Section 15 of the Equality Act states that employers discriminate against a disabled person if they treat them unfavourably because of something arising in consequence of their disability and they cannot justify it. In Crime Reduction Initiatives (CRI) v Lawrence the Employment Appeal Tribunal (EAT) held that a purely procedural question is not relevant when considering a justification defence.
Ms Lawrence had worked for CRI as a team leader since November 2006. Although she had taken time off with work-related stress and depression in the past, CRI was not aware that she was suffering from a disability until a few months after she went off sick in April 2011. She was seen by occupational health in July who reported that she was suffering from post-natal depression, that it was a long-term disability and she was not fit to return to work or undertake interim duties.

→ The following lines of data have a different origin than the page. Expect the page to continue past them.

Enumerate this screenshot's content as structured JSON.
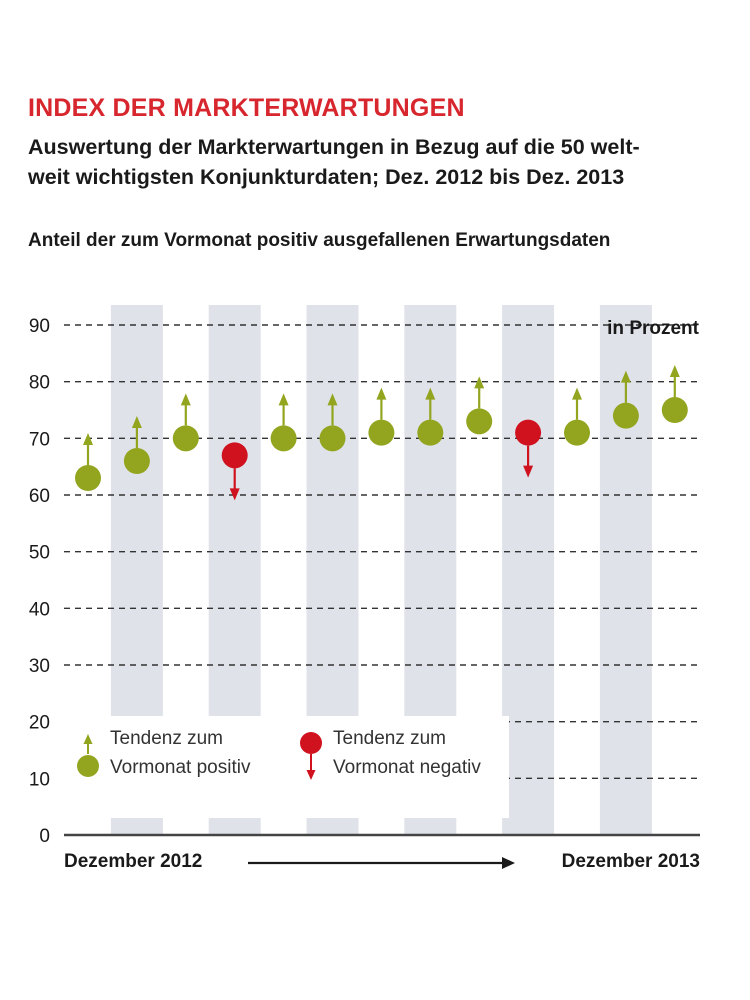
{
  "header": {
    "title": "INDEX DER MARKTERWARTUNGEN",
    "subtitle_line1": "Auswertung der Markterwartungen in Bezug auf die 50 welt-",
    "subtitle_line2": "weit wichtigsten Konjunkturdaten; Dez. 2012 bis Dez. 2013",
    "chart_heading": "Anteil der zum Vormonat positiv ausgefallenen Erwartungsdaten"
  },
  "footer": {
    "start_label": "Dezember 2012",
    "end_label": "Dezember 2013"
  },
  "colors": {
    "title": "#d7262d",
    "positive": "#93a51f",
    "negative": "#d0121f",
    "band": "#dfe3e9",
    "grid": "#333333"
  },
  "chart_data": {
    "type": "scatter",
    "unit_label": "in Prozent",
    "ylim": [
      0,
      90
    ],
    "yticks": [
      0,
      10,
      20,
      30,
      40,
      50,
      60,
      70,
      80,
      90
    ],
    "grid": true,
    "legend_placement": "bottom-left",
    "values": [
      63,
      66,
      70,
      67,
      70,
      70,
      71,
      71,
      73,
      71,
      71,
      74,
      75
    ],
    "trend": [
      "up",
      "up",
      "up",
      "down",
      "up",
      "up",
      "up",
      "up",
      "up",
      "down",
      "up",
      "up",
      "up"
    ],
    "legend": [
      {
        "key": "up",
        "line1": "Tendenz zum",
        "line2": "Vormonat positiv"
      },
      {
        "key": "down",
        "line1": "Tendenz zum",
        "line2": "Vormonat negativ"
      }
    ]
  }
}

CRI invited her to a meeting to discuss her capability in November but, due to an error by the HR department, the letter was couched in terms of a disciplinary procedure. She e-mailed in advance to say she would find it too upsetting to attend but that her employer should proceed without her. She was dismissed on the grounds of ill-health.
Ms Lawrence claimed unfair dismissal and disability discrimination.
The tribunal decided that Ms Lawrence had been intimidated by the tone and content of the letter, which discouraged her from attending and telling her side of the story. As she had not been properly consulted in advance of the meeting where the decision to dismiss her was taken, it held that she had been unfairly dismissed.
Although it was clear that her dismissal arose out of her disability, it then had to consider whether it was “a proportionate means of achieving a legitimate aim” under section 15 of the Equality Act. The tribunal decided that it was not. By sending a letter which suggested she was being invited to a disciplinary hearing, Ms Lawrence had been deprived of the chance to be consulted.
At the remedy hearing the tribunal awarded a basic award of £2780 in respect of the unfair dismissal based on the fact that even if Ms Lawrence had attended the hearing she would still have been dismissed. In terms of her disability claim the tribunal found that the failure to give proper notice of dismissal amounted to indirect discrimination. As this was unintentional and due to clumsy wording of the letter it awarded injury to feelings of £750.
The EAT allowed the appeal, holding that it was bound by the decisions in HM Prison Service v Johnson and Belfast City Council v Miss Behavin’ Ltd which made clear that purely procedural questions were irrelevant when dealing with the issue of justification.
In this case, the wording of the letter related to “process and procedure” and not to the substantive decision to dismiss. Once the tribunal had found that dismissal was a legitimate aim and inevitable, it was irrelevant in terms of the discrimination claim that the letter inviting Ms Lawrence to the meeting was wrongly worded and discouraged her from going.
The EAT also set aside the award of £750 as the tribunal had set out the reason for its decision in relation to remedy which was different to its decision on liability. The remedy of £750 did not therefore follow from the findings in the liability hearing. As there was no arguable claim for discrimination based solely on the letter, it decided not to send the case back to the original tribunal and set the award aside.